On a Monday morning in August 1992, Beth’s phone rang. The voice on the other end of the line said that she had earned the gold medal on the CPA exam in North Carolina. She thought it was a friend playing a joke on her, so she called the state board later that day to verify the news. It wasn’t a joke: Beth had the single highest score in the entire state. Later, she was dumbfounded when she received another award: the national Elijah Watt Sells Award for Distinctive Performance, granted to the top ten CPA exam scores in the whole country, beating out 136,525 other candidates. Today, Beth is a widely respected partner at the accounting firm Hughes, Pittman & Gupton, LLC. She has been named an Impact 25 financial leader and one of the top twenty-five women in business in the Research Triangle.
Beth Traynham and Reggie Love have led dramatically different lives. Aside from their professional success and their North Carolina roots, there is one common thread that
unites them. His name is C. J. Skender, and he is a living legend.
Skender teaches accounting, but to call him an accounting professor doesn’t do him justice. He’s a unique character, known for his trademark bow ties and his ability to recite the words to thousands of songs and movies on command. He may well be the only fifty-eight-year-old man with fair skin and white hair who displays a poster of the rapper 50 Cent in his office. And while he’s a genuine numbers whiz, his impact in the classroom is impossible to quantify. Skender is one of a few professors for whom Duke University and the University of North Carolina look past their rivalry to cooperate: he is in such high demand that he has permission to teach simultaneously at both schools. He has earned more than two dozen major teaching awards, including fourteen at UNC, six at Duke, and five at North Carolina State. Across his career, he has now taught close to six hundred classes and evaluated more than thirty-five thousand students. Because of the time that he invests in his students, he has developed what may be his single most impressive skill: a remarkable eye for talent.

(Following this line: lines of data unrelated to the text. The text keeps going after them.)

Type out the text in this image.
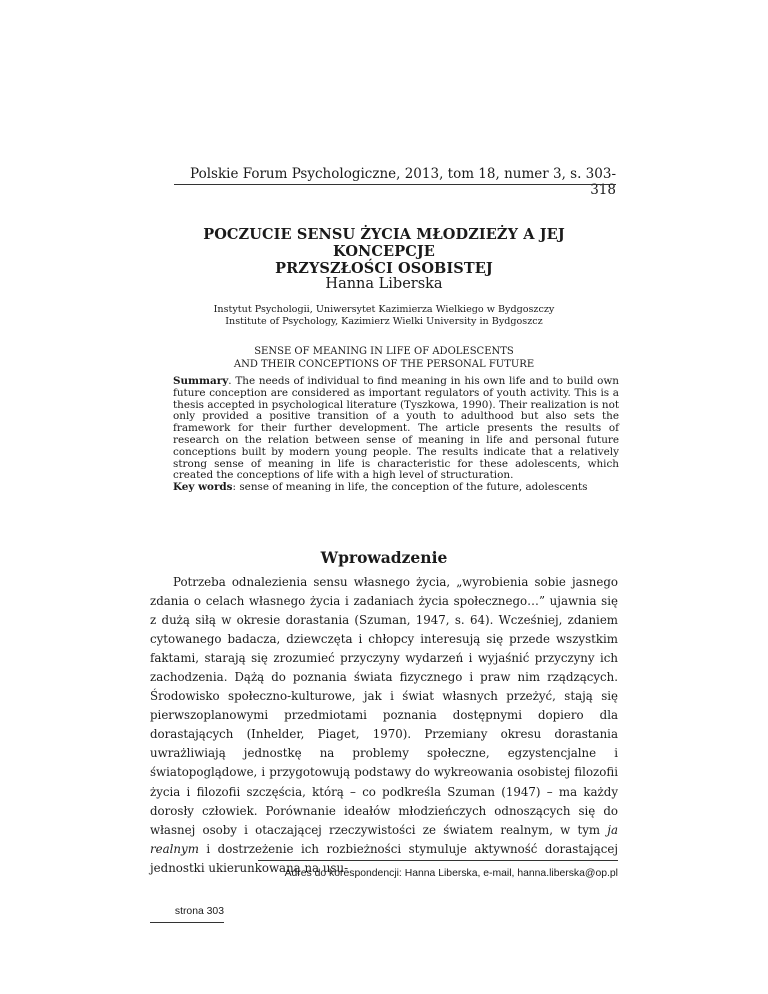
Polskie Forum Psychologiczne, 2013, tom 18, numer 3, s. 303-318
POCZUCIE SENSU ŻYCIA MŁODZIEŻY A JEJ KONCEPCJE
PRZYSZŁOŚCI OSOBISTEJ
Hanna Liberska
Instytut Psychologii, Uniwersytet Kazimierza Wielkiego w Bydgoszczy
Institute of Psychology, Kazimierz Wielki University in Bydgoszcz
SENSE OF MEANING IN LIFE OF ADOLESCENTS
AND THEIR CONCEPTIONS OF THE PERSONAL FUTURE

Summary. The needs of individual to find meaning in his own life and to build own future conception are considered as important regulators of youth activity. This is a thesis accepted in psychological literature (Tyszkowa, 1990). Their realization is not only provided a positive transition of a youth to adulthood but also sets the framework for their further development. The article presents the results of research on the relation between sense of meaning in life and personal future conceptions built by modern young people. The results indicate that a relatively strong sense of meaning in life is characteristic for these adolescents, which created the conceptions of life with a high level of structuration.

Key words: sense of meaning in life, the conception of the future, adolescents

Wprowadzenie

Potrzeba odnalezienia sensu własnego życia, „wyrobienia sobie jasnego zdania o celach własnego życia i zadaniach życia społecznego…” ujawnia się z dużą siłą w okresie dorastania (Szuman, 1947, s. 64). Wcześniej, zdaniem cytowanego badacza, dziewczęta i chłopcy interesują się przede wszystkim faktami, starają się zrozumieć przyczyny wydarzeń i wyjaśnić przyczyny ich zachodzenia. Dążą do poznania świata fizycznego i praw nim rządzących. Środowisko społeczno-kulturowe, jak i świat własnych przeżyć, stają się pierwszoplanowymi przedmiotami poznania dostępnymi dopiero dla dorastających (Inhelder, Piaget, 1970). Przemiany okresu dorastania uwrażliwiają jednostkę na problemy społeczne, egzystencjalne i światopoglądowe, i przygotowują podstawy do wykreowania osobistej filozofii życia i filozofii szczęścia, którą – co podkreśla Szuman (1947) – ma każdy dorosły człowiek. Porównanie ideałów młodzieńczych odnoszących się do własnej osoby i otaczającej rzeczywistości ze światem realnym, w tym ja realnym i dostrzeżenie ich rozbieżności stymuluje aktywność dorastającej jednostki ukierunkowaną na usu-

Adres do korespondencji: Hanna Liberska, e-mail, hanna.liberska@op.pl
strona 303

In 2004, Reggie Love enrolled in C. J. Skender’s accounting class at Duke. It was a summer course that Love needed to graduate, and while many professors would have written him off as a jock, Skender recognized Love’s potential beyond athletics. “For some reason, Duke football players have never flocked to my class,” Skender explains, “but I knew Reggie had what it took to succeed.” Skender went out of his way to engage Love in class, and his intuition was right that it would pay dividends. “I knew nothing about accounting before I took C. J.’s class,” Love says, “and the fundamental base of knowledge from that course helped guide me down the road to the White House.” In Obama’s mailroom, Love used the knowledge of inventory that he learned in Skender’s class to develop a more efficient process for organizing and digitizing a huge backlog of mail. “It was the number-one thing I implemented,” Love says, and it impressed Obama’s chief of staff, putting Love on the radar. In 2011, Love left the White House to study at Wharton. He sent a note to Skender: “I’m on the train to Philly to start the executive MBA program and one of the first classes is financial accounting—and I just wanted to say thanks for sticking with me when I was in your class.”